Wall Street começou junho batendo recordes. O S&P 500 atingiu 7.617,66 pontos durante o pregão desta segunda-feira, renovando sua máxima intradiária enquanto os investidores apostam no crescimento das empresas de inteligência artificial. Mas nem tudo são flores nos mercados globais: as negociações de paz entre Estados Unidos e Irã continuam indefinidas.

O mercado acionário americano vive um período de euforia que se estende há semanas. A Nvidia, gigante dos processadores e chips de IA, foi destaque na sessão. A empresa, que virou sinônimo de aposta em inteligência artificial, segue atraindo investidores dispostos a pagar prêmios altos pelas ações. Esse fenômeno não é acidental. Desde que a IA generativa explodiu em popularidade no final de 2022 com ChatGPT, os mercados financeiros desenvolveram uma obsessão por empresas que desenvolvem a tecnologia.

O que explica essa corrida? Analistas apontam que investidores veem a IA como a próxima grande revolução tecnológica, comparable ao surgimento da internet ou dos computadores pessoais. Empresas como Nvidia, que fornece os chips necessários para treinar e rodar modelos de inteligência artificial, ganham com a demanda de praticamente todos os setores. Desde hospitais que querem diagnósticos mais precisos até bancos que buscam detecção de fraudes, há mercado para a tecnologia.

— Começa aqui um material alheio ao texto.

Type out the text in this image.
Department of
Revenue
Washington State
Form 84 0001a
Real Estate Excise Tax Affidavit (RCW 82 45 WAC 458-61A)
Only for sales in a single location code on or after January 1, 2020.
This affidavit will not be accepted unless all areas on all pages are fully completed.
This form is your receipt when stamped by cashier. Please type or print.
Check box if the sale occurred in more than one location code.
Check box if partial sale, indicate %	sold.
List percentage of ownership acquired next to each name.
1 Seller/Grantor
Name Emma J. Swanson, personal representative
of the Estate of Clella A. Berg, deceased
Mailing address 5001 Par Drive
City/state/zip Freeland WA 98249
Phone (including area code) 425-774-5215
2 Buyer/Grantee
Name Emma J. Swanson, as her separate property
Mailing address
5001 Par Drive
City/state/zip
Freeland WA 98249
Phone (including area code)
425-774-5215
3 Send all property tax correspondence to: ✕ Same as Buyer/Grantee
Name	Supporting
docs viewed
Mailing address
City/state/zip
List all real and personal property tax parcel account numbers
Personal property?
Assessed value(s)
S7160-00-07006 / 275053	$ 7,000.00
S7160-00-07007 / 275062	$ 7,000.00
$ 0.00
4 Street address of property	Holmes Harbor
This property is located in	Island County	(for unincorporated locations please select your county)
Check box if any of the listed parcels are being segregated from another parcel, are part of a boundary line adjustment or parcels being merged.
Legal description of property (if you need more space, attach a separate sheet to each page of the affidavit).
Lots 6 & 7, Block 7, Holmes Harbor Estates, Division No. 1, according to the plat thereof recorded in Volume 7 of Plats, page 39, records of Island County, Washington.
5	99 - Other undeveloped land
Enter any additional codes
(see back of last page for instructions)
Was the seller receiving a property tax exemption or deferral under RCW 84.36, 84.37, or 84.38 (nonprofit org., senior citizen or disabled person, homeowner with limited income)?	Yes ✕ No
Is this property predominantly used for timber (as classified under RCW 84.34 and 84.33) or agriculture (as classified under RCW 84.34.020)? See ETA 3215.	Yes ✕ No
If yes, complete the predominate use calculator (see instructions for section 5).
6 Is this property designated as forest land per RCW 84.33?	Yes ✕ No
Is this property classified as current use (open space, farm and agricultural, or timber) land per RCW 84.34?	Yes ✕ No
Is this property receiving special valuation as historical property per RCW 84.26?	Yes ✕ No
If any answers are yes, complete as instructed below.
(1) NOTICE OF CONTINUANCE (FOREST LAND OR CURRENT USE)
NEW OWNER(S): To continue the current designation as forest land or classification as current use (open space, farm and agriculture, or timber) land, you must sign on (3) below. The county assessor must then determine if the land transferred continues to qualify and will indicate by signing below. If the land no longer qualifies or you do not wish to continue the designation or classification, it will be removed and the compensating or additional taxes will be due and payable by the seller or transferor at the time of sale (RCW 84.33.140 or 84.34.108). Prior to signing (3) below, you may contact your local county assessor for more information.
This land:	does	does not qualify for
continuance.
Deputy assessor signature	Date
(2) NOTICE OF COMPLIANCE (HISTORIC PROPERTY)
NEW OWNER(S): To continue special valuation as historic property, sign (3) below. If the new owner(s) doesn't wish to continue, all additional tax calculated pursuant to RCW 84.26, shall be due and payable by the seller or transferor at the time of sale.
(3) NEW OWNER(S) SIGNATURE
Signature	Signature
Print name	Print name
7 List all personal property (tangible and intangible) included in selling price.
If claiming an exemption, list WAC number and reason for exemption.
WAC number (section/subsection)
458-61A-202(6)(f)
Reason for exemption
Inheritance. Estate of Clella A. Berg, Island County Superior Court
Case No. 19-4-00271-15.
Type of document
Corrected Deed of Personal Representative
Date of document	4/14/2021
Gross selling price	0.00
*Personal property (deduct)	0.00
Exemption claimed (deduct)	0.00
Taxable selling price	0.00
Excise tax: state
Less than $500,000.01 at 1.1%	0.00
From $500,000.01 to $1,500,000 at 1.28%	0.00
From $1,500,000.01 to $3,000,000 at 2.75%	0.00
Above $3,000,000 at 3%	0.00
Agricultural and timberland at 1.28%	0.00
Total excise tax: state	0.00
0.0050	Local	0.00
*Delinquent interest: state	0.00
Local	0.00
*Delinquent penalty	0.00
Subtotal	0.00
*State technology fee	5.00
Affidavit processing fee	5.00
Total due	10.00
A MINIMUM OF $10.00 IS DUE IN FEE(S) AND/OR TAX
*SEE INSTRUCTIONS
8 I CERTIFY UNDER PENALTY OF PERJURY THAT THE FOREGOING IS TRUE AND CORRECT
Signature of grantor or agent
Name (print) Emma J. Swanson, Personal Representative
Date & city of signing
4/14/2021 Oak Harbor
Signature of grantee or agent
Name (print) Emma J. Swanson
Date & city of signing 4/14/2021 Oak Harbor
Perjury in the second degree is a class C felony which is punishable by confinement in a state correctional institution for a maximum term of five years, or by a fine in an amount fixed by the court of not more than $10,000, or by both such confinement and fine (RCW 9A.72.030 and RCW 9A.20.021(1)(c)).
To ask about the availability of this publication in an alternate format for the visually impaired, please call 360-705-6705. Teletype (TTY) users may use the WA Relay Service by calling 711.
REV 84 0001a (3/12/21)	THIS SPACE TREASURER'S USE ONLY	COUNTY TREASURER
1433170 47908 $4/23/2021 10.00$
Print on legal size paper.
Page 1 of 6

Mas o otimismo com a IA divide espaço com preocupações geopolíticas reais. As negociações entre EUA e Irã sobre um possível retorno ao acordo nuclear continuam lentas e sem perspectiva de progresso iminente. Esse impasse assusta investidores porque qualquer escalada de tensão no Oriente Médio pode afetar o preço do petróleo, o custo de transporte de mercadorias e, por consequência, a inflação global.

Para os investidores brasileiros e tocantinenses que têm recursos aplicados no mercado americano — seja através de fundos de investimento, ETFs ou plataformas de investimento internacional — esses movimentos importam. Recordes em Wall Street costumam atrair mais capital para o mercado de renda variável global, tornando os ativos mais caros. Já a indefinição sobre o Oriente Médio cria volatilidade, fazendo os preços subirem e descerem com notícias sobre as negociações.

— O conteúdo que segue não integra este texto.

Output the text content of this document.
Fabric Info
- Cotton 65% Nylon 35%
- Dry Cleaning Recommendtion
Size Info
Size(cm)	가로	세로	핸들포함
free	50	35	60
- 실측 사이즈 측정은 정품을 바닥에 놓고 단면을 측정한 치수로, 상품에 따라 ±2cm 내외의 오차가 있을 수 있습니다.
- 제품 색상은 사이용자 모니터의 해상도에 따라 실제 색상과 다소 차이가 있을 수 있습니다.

O contexto maior é que o Federal Reserve, banco central americano, mantém a taxa de juros em patamares altos para combater a inflação. Isso deveria desestimular ações e estimular investimentos em títulos de renda fixa, mais seguros. Mas a expectativa de queda de juros no segundo semestre do ano empurra os investidores para ações, apostando que ganharão antes do corte acontecer.

Os números não mentem: o S&P 500 já renovou recordes múltiplas vezes este ano, enquanto índices como o Nasdaq, que concentra mais ações de tecnologia, também marcam máximas históricas regularmente. Isso reflete confiança, mas também levanta questões sobre sustentabilidade. Economistas debatem se essas altas são justificadas pelos fundamentos das empresas ou se há uma bolha em formação.

O que vem pela frente? Tudo dependerá de como as negociações no Oriente Médio evoluem e de dados econômicos que serão publicados nas próximas semanas. Se houver escalada de tensão, mercados podem corrigir. Se as negociações avançarem, a euforia com IA pode se intensificar ainda mais.